Should self-driving cars get their own lane? That is the question left in everyone's minds after Volvo's CEO, Lex Kerssemakers, saw that one of their autonomous vehicles couldn't see the lane it was supposed to be driving in due to how shoddily the lanes looked due to wear and tear. Something that should interest civil engineers all over the world. 

Kerssemakers was at the LA Auto Show with the mayor of Los Angeles. Things got heated when the car wouldn't drive to which Kerssemakers shouted, "It can't find the lane markings. You need to paint the bloody roads here."

According to Reuters, 65% of roads are in poor condition, which would render autonomous cars useless if they cannot read and calculate without lane markings. Autonomous vehicles already struggle in rainy weather conditions as well, in a long list of hurdles that need to be overcome before they make these vehicles commercially available. 

Christoph Mertz, a research scientist at Carnegie Mellon University, speaking to Reuters, said, "If the lane fades, all hell breaks loose.
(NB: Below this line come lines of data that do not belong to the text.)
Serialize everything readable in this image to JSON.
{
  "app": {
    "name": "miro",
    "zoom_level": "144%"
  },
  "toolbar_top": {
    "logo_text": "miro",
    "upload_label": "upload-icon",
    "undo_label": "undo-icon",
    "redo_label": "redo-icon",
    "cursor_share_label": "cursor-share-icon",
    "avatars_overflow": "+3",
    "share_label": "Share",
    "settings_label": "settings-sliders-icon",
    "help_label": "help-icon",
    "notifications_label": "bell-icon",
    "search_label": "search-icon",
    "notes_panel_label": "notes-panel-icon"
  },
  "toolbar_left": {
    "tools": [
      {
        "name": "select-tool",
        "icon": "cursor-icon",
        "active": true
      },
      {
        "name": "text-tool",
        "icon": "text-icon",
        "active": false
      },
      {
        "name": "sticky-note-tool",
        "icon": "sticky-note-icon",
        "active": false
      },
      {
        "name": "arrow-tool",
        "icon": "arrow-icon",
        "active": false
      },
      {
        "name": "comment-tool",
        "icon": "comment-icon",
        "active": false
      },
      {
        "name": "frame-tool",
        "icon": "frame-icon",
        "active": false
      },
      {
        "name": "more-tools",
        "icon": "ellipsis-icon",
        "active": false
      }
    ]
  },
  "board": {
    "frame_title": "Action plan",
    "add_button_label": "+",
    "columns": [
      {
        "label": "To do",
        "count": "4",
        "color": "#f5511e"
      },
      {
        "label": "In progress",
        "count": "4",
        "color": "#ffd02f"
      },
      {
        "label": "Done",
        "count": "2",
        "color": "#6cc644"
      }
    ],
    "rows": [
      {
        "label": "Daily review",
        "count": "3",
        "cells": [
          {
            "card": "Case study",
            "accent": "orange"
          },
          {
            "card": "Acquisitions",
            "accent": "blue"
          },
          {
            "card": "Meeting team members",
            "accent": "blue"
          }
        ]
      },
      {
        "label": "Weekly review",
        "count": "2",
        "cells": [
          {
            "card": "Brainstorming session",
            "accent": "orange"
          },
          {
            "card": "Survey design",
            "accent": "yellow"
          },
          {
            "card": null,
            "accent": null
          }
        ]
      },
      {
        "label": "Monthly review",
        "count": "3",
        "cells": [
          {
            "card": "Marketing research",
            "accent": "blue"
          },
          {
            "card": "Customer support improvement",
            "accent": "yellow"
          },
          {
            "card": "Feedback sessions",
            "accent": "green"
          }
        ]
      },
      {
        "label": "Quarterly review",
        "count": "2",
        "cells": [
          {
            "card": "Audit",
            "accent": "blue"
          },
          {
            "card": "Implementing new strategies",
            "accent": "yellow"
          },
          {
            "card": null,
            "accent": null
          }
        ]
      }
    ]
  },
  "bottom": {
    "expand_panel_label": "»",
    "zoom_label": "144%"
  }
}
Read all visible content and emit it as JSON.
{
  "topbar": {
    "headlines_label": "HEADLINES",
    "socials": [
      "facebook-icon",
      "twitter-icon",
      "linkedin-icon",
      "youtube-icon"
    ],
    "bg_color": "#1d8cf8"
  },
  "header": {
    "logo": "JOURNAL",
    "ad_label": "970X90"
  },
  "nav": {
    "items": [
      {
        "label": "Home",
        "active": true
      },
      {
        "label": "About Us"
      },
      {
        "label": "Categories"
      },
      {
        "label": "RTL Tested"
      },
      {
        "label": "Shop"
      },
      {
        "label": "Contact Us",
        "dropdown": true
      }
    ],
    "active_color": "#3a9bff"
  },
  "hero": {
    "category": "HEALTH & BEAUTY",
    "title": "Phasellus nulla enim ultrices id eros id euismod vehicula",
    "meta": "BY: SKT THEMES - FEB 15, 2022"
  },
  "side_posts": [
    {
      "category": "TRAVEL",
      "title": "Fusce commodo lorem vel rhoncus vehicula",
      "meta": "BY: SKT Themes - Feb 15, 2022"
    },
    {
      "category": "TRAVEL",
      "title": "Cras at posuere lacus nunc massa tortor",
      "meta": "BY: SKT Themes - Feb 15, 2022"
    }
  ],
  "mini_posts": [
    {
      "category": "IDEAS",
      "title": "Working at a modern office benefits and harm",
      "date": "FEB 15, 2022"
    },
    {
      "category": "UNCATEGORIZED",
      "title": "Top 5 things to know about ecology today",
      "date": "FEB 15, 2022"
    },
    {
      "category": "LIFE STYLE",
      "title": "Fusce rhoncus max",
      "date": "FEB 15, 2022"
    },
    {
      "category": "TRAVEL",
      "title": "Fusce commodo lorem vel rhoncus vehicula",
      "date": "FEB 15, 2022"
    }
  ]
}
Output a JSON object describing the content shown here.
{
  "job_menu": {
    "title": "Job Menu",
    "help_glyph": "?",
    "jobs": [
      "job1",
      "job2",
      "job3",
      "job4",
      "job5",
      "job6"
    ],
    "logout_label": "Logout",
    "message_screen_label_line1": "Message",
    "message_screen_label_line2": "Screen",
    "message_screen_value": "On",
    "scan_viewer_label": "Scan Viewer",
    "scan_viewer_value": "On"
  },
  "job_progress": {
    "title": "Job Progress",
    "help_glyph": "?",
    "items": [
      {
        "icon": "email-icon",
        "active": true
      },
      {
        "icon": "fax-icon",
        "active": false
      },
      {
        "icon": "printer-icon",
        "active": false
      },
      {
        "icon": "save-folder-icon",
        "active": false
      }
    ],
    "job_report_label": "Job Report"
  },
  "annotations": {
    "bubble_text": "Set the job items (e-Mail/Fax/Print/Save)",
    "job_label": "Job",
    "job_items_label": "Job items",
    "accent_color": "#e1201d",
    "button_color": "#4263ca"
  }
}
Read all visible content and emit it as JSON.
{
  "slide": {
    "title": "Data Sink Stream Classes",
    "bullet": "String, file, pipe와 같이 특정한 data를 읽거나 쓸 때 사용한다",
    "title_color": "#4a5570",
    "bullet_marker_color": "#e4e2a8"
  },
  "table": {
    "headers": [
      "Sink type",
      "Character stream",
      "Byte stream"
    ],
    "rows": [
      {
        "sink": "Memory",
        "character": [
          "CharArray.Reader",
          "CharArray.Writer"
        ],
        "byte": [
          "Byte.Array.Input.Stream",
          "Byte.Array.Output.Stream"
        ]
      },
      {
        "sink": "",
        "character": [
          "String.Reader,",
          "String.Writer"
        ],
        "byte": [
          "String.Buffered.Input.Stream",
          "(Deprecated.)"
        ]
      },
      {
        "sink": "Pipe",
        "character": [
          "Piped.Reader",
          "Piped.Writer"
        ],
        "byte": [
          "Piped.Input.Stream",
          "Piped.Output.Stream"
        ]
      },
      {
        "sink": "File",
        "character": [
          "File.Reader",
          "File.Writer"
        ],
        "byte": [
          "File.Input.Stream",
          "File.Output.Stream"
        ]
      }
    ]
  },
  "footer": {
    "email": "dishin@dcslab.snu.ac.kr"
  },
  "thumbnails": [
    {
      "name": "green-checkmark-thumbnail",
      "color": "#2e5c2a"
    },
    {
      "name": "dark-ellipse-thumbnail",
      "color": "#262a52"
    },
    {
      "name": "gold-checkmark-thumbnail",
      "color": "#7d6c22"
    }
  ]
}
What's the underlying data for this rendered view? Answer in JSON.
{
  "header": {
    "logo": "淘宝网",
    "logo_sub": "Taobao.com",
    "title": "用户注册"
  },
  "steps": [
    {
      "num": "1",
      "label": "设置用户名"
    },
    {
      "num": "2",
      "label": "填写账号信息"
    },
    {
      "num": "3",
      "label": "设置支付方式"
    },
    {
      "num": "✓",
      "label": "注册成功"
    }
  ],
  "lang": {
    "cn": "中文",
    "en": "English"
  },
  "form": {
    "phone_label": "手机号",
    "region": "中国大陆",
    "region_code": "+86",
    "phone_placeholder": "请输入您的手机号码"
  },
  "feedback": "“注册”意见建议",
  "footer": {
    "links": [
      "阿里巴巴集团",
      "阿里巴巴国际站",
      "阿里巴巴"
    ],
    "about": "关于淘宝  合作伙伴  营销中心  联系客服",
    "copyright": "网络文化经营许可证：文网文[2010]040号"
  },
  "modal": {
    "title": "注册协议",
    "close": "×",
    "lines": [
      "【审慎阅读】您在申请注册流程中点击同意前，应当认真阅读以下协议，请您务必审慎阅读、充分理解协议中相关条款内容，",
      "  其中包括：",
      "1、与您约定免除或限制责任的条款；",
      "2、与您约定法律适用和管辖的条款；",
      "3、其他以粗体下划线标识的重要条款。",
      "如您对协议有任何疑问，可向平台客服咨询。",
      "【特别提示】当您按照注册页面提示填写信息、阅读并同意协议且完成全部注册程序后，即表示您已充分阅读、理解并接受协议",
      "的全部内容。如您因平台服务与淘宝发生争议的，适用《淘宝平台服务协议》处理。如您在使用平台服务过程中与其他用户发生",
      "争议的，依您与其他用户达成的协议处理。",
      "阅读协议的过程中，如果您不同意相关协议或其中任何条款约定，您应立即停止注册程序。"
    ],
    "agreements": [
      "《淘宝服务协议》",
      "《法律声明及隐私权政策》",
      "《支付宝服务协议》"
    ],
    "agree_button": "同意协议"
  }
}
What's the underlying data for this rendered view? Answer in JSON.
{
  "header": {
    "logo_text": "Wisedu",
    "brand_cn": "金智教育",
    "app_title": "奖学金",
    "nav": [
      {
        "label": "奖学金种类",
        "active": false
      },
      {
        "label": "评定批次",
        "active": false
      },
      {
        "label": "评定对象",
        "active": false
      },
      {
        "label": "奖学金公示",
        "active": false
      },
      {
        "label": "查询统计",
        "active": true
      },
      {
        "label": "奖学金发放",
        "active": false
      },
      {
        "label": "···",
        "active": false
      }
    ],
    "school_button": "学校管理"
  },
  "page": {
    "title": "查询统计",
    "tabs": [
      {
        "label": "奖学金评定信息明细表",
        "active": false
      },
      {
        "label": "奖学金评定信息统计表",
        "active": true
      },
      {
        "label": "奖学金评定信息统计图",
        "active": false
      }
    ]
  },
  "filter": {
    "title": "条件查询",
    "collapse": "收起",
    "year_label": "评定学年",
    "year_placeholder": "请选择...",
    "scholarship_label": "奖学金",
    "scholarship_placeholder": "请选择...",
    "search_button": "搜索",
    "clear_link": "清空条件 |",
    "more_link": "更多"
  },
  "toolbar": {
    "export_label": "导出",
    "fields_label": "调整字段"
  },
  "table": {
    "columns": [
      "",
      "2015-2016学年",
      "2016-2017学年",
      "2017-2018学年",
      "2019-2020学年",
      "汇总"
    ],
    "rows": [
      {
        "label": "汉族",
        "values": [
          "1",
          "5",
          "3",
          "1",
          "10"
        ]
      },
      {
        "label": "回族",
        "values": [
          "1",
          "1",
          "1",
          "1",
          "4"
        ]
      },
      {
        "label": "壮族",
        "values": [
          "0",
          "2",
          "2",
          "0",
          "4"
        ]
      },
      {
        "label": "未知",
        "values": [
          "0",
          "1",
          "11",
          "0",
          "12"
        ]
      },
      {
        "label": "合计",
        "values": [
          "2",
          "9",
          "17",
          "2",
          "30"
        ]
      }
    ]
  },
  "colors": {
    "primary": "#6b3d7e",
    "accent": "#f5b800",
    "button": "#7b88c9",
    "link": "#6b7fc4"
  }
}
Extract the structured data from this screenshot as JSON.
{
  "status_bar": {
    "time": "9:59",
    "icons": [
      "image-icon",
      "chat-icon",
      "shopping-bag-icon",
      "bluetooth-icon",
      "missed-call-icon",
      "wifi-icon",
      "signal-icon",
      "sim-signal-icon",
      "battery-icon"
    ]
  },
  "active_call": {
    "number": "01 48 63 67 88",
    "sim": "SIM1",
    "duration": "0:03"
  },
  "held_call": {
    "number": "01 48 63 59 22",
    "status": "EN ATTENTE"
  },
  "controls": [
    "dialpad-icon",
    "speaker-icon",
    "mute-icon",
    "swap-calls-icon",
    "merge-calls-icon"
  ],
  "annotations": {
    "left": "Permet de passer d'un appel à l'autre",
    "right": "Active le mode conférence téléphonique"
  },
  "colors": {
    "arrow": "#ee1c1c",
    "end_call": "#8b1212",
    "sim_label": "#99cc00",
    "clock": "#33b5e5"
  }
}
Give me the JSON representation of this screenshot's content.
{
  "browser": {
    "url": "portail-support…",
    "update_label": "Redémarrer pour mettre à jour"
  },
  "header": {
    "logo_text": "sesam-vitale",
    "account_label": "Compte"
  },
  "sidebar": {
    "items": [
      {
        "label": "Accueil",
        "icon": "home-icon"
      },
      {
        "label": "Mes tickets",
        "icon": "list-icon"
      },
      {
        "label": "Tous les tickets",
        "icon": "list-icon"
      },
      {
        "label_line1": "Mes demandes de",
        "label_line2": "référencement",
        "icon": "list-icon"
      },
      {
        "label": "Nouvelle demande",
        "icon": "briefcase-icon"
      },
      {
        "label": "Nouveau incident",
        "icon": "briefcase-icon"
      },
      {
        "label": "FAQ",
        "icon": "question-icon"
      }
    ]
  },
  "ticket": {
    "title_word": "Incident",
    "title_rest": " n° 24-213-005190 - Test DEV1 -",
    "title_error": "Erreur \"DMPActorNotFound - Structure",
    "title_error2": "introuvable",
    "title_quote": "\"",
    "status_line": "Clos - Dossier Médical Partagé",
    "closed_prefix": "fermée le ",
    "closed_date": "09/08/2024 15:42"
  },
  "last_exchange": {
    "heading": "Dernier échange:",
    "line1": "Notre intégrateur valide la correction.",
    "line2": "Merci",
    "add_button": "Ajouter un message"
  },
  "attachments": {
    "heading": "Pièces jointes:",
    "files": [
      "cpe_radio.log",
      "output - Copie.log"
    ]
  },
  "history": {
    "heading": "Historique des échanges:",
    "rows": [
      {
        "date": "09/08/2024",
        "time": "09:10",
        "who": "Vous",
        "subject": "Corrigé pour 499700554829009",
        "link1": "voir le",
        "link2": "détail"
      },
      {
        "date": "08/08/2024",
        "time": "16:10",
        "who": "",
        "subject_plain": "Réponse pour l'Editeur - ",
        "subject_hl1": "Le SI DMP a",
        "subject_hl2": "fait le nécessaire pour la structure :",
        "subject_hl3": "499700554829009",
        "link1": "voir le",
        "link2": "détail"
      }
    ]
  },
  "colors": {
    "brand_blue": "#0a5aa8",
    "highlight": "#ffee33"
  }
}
But cars have to handle these weird circumstances and have three different ways of doing things in case one fails."

But what about at night when visibility is questionable even with headlights and lamposts? Will these cars still be able to function then? 

Mercedes is quite confident they might have an answer in their new 2017 E Class. It utilizes what is called 'Driver Pilot' and consists of 23 sensors that would be able to make observations on the road that would detect guard rails, barriers, and cars. The kicker is that it doesn't require lane markings to stay in a lane.